Il s’agit de mesures d’urgence, applicables lorsqu’il y a un risque imminent de dommages irréparables. En outre, la Cour a demandé à la Russie de l’informer des mesures prises en vue de respecter la Convention tout en alertant le Comité des ministres du Conseil de l’Europe. Il faut d’ailleurs préciser que, au lendemain de l’invasion de l’Ukraine, le Comité des ministres du Conseil de l’Europe avait décidé, par un vote majoritaire, de suspendre les droits de représentation de la Russie, et qu’en date du 10 mars 2022, l’agence de presse russe a annoncé leur retrait de tous les organes du Conseil de l’Europe, incluant de la CEDH.

Quelles conséquences sur la guerre ?

Difficile à dire à court terme, car saisir des cours internationales et lancer ces procédures n’impliquent pas la cessation immédiate des hostilités. En revanche, ces procédures, mobilisées très rapidement dès les premières attaques, s’ajoutent à la pression internationale sur la Russie. Elles visent à convoquer la justice internationale dans une situation de violation des règles du droit international, et contribueront à attribuer, au moment opportun, les différentes responsabilités pour les actes illégaux commis lors de la guerre.

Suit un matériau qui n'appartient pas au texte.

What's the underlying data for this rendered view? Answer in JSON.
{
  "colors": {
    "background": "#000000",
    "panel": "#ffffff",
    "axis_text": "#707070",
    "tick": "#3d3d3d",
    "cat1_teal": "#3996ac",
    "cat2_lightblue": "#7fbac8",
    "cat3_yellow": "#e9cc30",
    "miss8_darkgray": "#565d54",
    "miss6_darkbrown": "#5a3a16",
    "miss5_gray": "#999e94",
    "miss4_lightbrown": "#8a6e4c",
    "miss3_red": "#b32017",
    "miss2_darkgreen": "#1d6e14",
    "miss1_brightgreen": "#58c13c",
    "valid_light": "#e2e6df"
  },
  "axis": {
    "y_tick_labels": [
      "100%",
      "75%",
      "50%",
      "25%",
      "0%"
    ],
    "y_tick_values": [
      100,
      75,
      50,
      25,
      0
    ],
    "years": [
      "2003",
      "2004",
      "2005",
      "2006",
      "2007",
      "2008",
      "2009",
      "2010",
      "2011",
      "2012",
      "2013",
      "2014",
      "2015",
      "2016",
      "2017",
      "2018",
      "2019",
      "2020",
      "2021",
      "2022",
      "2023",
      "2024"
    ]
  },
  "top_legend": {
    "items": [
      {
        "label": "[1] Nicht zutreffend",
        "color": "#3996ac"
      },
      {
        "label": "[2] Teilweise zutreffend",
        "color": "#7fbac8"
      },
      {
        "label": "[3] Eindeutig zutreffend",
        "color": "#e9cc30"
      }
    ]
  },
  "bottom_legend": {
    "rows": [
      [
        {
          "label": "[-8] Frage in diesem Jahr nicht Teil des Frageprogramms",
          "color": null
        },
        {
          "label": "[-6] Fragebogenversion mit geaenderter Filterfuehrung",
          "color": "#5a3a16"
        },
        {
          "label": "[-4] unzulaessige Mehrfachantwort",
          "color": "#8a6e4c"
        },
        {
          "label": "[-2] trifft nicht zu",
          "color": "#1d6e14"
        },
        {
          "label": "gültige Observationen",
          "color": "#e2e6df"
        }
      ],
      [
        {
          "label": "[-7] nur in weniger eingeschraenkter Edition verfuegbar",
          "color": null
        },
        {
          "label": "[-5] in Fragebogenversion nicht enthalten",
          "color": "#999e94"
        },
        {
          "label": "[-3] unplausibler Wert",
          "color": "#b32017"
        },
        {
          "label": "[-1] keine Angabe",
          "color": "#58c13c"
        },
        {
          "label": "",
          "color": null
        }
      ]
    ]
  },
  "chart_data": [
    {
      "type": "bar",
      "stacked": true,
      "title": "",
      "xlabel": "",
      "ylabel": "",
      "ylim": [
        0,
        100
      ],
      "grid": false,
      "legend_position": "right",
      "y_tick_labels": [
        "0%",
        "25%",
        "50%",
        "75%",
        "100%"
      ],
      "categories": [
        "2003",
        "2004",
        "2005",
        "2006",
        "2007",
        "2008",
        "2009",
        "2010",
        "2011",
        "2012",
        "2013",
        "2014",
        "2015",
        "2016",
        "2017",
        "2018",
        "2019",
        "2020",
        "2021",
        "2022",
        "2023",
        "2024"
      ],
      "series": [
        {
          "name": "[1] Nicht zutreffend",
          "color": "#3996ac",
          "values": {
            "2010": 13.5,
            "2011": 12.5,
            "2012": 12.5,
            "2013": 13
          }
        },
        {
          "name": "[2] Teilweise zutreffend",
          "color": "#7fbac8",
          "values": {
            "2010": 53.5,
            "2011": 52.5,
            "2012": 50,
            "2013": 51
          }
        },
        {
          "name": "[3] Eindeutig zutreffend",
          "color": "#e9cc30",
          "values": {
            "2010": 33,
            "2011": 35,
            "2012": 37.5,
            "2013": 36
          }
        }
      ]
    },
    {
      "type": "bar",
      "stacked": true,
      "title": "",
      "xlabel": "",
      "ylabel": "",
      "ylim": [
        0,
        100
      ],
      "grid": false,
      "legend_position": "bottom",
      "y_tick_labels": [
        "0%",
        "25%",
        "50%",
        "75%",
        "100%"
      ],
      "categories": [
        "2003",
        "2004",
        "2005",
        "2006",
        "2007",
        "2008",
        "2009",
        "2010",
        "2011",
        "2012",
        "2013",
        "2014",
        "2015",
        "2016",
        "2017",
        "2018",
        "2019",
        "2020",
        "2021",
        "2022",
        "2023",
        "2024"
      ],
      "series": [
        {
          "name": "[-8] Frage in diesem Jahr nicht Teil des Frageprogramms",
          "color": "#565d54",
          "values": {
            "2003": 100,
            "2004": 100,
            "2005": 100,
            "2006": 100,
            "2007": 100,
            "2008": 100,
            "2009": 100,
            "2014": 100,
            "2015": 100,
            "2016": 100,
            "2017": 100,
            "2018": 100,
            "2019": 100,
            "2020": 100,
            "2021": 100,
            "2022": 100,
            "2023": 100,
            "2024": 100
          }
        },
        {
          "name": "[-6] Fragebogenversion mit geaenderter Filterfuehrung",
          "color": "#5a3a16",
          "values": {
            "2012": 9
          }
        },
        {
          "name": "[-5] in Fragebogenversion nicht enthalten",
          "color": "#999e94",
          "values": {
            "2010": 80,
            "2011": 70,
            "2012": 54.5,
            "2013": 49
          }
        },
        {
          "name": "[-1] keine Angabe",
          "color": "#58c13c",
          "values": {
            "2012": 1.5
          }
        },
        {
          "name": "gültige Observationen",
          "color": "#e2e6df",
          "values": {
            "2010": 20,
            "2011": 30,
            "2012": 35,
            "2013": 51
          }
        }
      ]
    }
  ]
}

* Miriam Cohen a auparavant travaillé à la Cour internationale de justice et à la Cour pénale internationale à La Haye.

Plus près qu’on pense

Le Canada a joué un rôle central dans la constitution de la Cour pénale internationale, en rédigeant notamment la proposition finale avant que ne soit adopté le Statut de Rome en 1998. Depuis, le leadership canadien en faveur de la CPI ne cesse d’augmenter. Il est notamment le premier pays à adopter une loi de mise en œuvre du Statut de Rome en 2000, et deux juges canadiens ont siégé à la CPI.